Тогда Володя произнес сразу две реплики, свою и Колину:
– Будьте любезны, пришлите телеграмму… Ах, боже мой, неизвестно, когда я туда доеду.
И тут Коля включился:
– В любом случае, счастливого пути вам.
Мы стекли по стенке от облегчения. Осталось всего ничего – две сцены и завершающее дефиле. Отыграли. Поклон. Пошли переодеваться.
На Володарского было страшно смотреть. Казалось, он похудел на десять килограммов за один спектакль. Обратно в зал нас не пустили, заперлись и что-то там обсуждали. Чтобы скоротать время, мы почему-то начали играть в ладошки, совсем как дети. Через полчаса нас пригласили.
Директор вышел на сцену:
– Уважаемые студийцы! Я поздравляю вас с окончанием репетиционного процесса! Художественный совет ознакомился с вашей постановкой. Не буду отрицать, что между членами художественного совета возникла некоторая дискуссия. Сама тема постановки некоторым из нас кажется несколько упаднической. Ну что это такое, в конце концов? Что за декаданс? В будущем, пожалуйста, при выборе темы учтите замечание. Но следует отметить и новаторство постановки, самостоятельно написанную пьесу, блестящую актерскую работу Елены Мухиной. Так что в целом мы, художественный совет, рекомендуем спектакль к показу. Премьера в марте, дату уточним.

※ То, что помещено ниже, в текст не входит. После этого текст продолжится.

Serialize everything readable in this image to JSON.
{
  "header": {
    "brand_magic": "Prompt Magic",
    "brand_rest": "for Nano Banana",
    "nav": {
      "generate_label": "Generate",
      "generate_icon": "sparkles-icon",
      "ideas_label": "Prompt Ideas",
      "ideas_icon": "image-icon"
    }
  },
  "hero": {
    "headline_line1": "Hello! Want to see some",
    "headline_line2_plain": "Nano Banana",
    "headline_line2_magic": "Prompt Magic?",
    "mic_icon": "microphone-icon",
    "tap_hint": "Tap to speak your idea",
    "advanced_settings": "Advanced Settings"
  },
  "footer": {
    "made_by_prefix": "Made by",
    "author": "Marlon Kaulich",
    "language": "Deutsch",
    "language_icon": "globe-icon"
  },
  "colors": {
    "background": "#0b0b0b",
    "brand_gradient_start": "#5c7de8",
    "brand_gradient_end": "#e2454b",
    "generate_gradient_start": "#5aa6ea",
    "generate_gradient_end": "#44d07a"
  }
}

Мы повскакали с мест, закричали «ура!», а Володарский кинулся обниматься. На выходе Коля взял под ручку Тамару Михайловну, повернулся к Нине, сделал виноватое лицо, и они втроем ушли. Нина застыла.
4
Нина ревела:
– Это все из-за жо-о-опы!
– Что случилось? Почему из-за жопы?
– Он жопы моей стесняется-а-а…
– Да брось ты. Во-первых, не жопа, а, скажем, корма. Во-вторых, они же мальчики, у них могут быть какие-то собственные занятия или секреты. Не сердись на них.
– Нет! Он знал! Он знал, как мне важно было, чтобы он после спектакля со мной ушел, чтобы мы в кафе отпраздновали!
– Потом отпразднуете…
– Не-е-ет… Это уже не то-о-о…
Нина все рыдала и рыдала, размазывала потекшую тушь и губную помаду по лицу.
– А я люблю его! И всегда любила, с первого класса! А он… Он теперь ухлестывает за этим Вовкой!
– Ну что ты несешь?
– Ты что, слепая, что ли? По-твоему, он просто по-дружески помогает? Коля специально это с Тамарой затеял, чтобы она свои лапки отпустила, и он смог бы его увести.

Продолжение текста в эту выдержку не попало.